Today's successful challengers have focused their retail operations on delivering an exclusive customer experience.

For example, the new luxury leaders are investing in customer relationship management (CRM) systems to uncover customer preferences and purchasing patterns.

They also go out of their way to offer customised products and services, such as made-to-measure suits, shoes, and bags, along with exclusive events, personal shopping assistants and other personalised offerings.

One high-end men's wear retailer, with stores from Shanghai to New York via Moscow, uses extensive CRM technology to segment and track consumers, enabling it to stay in fashion in the many locales it serves.

This is a significant step away from the old rules, which saw a beautiful store in a great location as the primary draw. Those physical attributes—while still essential—no longer translate into the kind of individual service that today's luxury consumers demand.

The fourth rule: refresh, refresh, refresh.

The shelf life of luxury items is shortening each season, to the delight of successful challengers.

This has spurred luxury goods makers and retailers to rotate assortments more rapidly.

The new rule is "fast fashion", dressing up stores with full collections of new designs several times during the season. On average, time-to-market for some luxury goods has shrunk to between four and eight weeks from as much as 12 months.

Many luxury companies are taking note and working to increase the number and breadth of their in-season offerings. Fashion house Dior has developed so-called "capsule" collections to stimulate rotation.

Vanguard retailers are also changing non-staple designs to bring consumers back to their stores several times each season.

Spanish clothier Zara, which is challenging haute couture by taking upscale apparel to the mass market, is a case in point.

It manages to lure a customer into its store an average of 17 times a year, compared with an industry average of just three or four, largely by featuring new designs, which arrive twice a week.

Indeed, unless it's a clothing staple, Zara keeps no design in its store longer than one month.

The top marketing executive of one luxury food company interviewed by Bain summarised the industry's sharp shift away from product focus.

She says: "Creative people want to launch new blends without having investigated whether these blends correspond to any kind of customer needs. But new trends are forcing luxury brands to take a more systematic customer orientation."

A chief executive in luxury ready to wear added: "The balance between creativity and commercial objective is very delicate. That's why the most successful results are generated by companies where big creative talents are also entrepreneurs with a market culture."

All these changes have serious—and often unrecognised—implications for companies' marketing capabilities. In the past, marketing responsibilities and decisions have been fragmented among product departments, communications departments, and distribution channels.

Under the new rules of luxury, companies need to upgrade marketing capabilities and assemble cross-functional teams so they can deliver the right experience wherever they come into contact with consumers.

Many of tomorrow's leaders in the luxury market are achieving a new and different kind of exclusivity by putting customer value, commercial appeal, individualisation, and variety at the centre of their strategies.

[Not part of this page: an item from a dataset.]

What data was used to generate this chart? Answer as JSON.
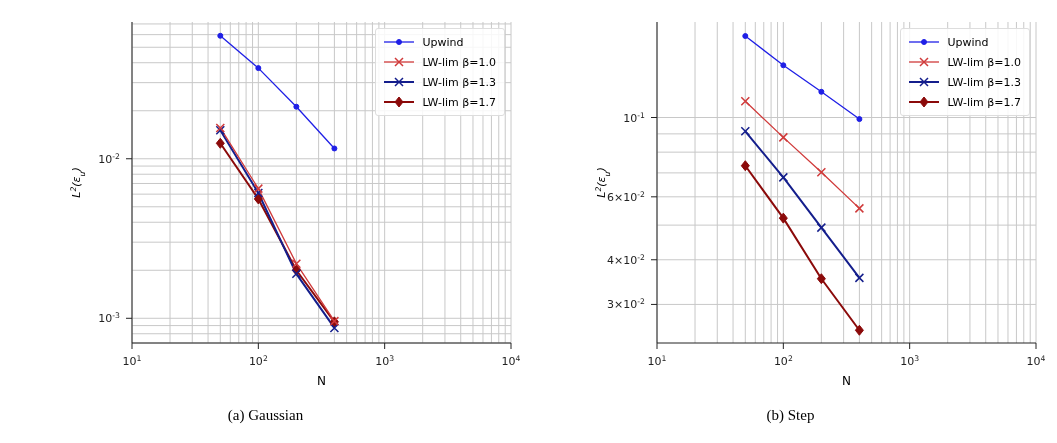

As they do, they are paradoxically discovering high-end fashion's new dictate: that by responding to what consumers want, they are fashioning superior products, as well.

Claudia D'Arpizio is a Bain & Company partner in Milan, and leads its Luxury Consumer Products practice. Marc-Andre Kamel, a partner in Paris, leads Bain's European Retail practice. Cyrus Jilla, a director in London, is leader of the firm's European Consumer Products practice.